Chelsa Muna-Brecht, the director of the Guam Department of Agriculture, updated the members of the Islandwide Beautification Task Force Tuesday morning on the roundup.
While they can still operate the roundup with limited resources, Muna-Brecht says they are still submitting a proposal by April 1 to the Department of Interior for funding. While the proposal does not include hiring additional staff, they could purchase more traps, snares, and medicines and address other aspects of the program.
“We are also working on obtaining and renewing the licensure for the territorial veterinarian because he doesn’t have the same USDA and local medicine or vaccination licensure. So we are renewing that,” Muna-Brecht said.

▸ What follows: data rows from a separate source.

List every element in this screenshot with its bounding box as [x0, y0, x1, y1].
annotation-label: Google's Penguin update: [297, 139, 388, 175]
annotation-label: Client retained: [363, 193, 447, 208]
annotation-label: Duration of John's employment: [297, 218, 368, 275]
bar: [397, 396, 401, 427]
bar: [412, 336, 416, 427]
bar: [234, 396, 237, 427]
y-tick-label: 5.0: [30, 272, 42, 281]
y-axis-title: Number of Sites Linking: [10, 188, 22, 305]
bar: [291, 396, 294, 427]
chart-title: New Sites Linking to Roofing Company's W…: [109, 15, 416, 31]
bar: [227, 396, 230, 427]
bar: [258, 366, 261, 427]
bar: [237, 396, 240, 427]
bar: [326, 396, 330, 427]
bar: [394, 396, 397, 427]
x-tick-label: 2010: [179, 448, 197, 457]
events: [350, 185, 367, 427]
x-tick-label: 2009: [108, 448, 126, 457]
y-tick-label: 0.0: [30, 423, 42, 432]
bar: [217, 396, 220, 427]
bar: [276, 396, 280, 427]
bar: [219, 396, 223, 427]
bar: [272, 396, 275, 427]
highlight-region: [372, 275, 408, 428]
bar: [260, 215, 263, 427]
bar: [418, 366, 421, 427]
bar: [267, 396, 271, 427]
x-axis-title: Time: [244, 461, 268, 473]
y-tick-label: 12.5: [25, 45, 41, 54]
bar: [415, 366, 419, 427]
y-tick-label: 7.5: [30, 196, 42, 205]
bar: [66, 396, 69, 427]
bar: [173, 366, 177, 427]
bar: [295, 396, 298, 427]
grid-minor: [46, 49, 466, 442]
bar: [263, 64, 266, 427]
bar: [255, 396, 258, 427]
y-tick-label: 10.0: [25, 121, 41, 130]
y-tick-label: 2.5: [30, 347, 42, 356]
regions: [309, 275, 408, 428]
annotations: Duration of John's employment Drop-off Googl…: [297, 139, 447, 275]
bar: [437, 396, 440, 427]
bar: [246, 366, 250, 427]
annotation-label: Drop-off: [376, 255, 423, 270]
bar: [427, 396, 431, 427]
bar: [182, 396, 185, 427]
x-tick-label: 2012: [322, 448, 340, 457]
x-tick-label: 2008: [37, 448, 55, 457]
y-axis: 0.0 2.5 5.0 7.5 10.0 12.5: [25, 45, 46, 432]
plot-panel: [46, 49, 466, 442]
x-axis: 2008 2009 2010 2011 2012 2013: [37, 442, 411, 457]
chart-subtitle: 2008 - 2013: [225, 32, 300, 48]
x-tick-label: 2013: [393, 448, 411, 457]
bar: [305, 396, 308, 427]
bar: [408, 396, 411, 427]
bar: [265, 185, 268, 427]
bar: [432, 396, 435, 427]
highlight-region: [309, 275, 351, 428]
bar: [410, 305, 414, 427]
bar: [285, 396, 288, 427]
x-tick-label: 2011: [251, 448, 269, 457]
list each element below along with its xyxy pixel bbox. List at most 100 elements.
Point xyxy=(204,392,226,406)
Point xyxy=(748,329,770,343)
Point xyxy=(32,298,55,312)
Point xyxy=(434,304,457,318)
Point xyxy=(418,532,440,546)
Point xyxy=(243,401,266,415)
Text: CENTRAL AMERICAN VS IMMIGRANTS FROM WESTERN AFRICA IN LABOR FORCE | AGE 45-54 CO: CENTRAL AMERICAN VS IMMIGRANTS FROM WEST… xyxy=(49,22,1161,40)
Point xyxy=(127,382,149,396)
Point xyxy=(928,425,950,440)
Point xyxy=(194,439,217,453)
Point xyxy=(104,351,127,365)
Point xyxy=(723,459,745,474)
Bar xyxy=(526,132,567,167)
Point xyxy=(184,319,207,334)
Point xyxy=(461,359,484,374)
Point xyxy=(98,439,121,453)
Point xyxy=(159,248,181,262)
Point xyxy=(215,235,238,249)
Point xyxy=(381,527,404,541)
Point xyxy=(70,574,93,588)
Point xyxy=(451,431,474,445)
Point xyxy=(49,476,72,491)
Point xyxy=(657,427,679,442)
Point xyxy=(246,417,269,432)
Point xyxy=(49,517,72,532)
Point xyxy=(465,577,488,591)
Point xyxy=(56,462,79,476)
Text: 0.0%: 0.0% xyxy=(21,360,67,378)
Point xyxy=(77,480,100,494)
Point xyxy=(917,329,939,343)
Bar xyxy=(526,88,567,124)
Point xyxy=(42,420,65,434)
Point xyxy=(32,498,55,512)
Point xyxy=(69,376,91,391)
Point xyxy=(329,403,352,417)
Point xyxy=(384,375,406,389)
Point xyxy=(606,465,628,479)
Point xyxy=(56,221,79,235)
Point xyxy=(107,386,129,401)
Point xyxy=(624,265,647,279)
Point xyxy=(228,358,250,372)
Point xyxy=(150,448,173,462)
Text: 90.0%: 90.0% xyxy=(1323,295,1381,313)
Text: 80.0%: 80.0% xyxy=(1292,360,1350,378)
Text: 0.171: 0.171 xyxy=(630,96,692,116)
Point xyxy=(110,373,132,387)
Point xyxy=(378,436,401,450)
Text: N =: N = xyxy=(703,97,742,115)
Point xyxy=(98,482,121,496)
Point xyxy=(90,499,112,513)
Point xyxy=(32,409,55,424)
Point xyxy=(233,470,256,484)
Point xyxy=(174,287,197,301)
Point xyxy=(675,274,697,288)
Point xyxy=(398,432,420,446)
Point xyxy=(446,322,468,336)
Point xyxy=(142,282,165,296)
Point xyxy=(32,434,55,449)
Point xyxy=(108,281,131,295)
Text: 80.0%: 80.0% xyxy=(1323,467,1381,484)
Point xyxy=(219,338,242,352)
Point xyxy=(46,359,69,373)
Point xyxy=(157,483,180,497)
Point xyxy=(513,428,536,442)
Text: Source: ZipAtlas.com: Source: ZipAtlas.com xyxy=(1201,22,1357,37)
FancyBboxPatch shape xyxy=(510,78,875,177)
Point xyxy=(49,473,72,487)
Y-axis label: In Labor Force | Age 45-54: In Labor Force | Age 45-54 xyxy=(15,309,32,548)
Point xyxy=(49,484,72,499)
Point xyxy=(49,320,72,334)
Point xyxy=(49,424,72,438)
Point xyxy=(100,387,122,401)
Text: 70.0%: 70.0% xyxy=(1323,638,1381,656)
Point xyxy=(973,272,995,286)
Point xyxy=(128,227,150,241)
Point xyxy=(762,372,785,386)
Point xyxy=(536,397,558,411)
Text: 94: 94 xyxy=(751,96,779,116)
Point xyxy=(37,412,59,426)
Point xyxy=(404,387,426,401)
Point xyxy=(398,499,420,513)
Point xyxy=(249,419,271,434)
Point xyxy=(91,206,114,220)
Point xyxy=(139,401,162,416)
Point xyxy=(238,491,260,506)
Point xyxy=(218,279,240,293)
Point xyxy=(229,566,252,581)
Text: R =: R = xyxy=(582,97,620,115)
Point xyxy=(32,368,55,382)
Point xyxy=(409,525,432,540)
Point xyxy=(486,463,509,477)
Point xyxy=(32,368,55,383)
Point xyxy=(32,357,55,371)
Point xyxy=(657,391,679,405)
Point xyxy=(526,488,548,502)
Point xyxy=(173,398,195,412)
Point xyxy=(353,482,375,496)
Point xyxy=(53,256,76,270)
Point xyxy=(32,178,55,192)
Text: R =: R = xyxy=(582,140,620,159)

In the meantime, they are not letting funding limitations stop them from continuing roundup efforts in Santa Rita and then other villages.
Guam has a huge stray dog population and the Department of Agriculture has estimated that there are around 60,000 stray dogs all over the island.
Muna-Brecht says the team picked up ten dogs and 3 cats last week and they were all delivered to GAIN.
Muna-Brecht says Agriculture also initiated outreach with the community, advising them to register their pets and to keep them tied or behind fences so that they are not caught up during the roundup.
“The way the program started last week is that all of the mayors have dedicated one staff to assist with the roundup in one village. So the way they are working in Santa Rita right now —- the mayors bring whatever supplies they have in the forms of kennels, the manpower, and vehicles. They then set the traps working with our animal control officers and capture dogs,” Muna-Brecht said.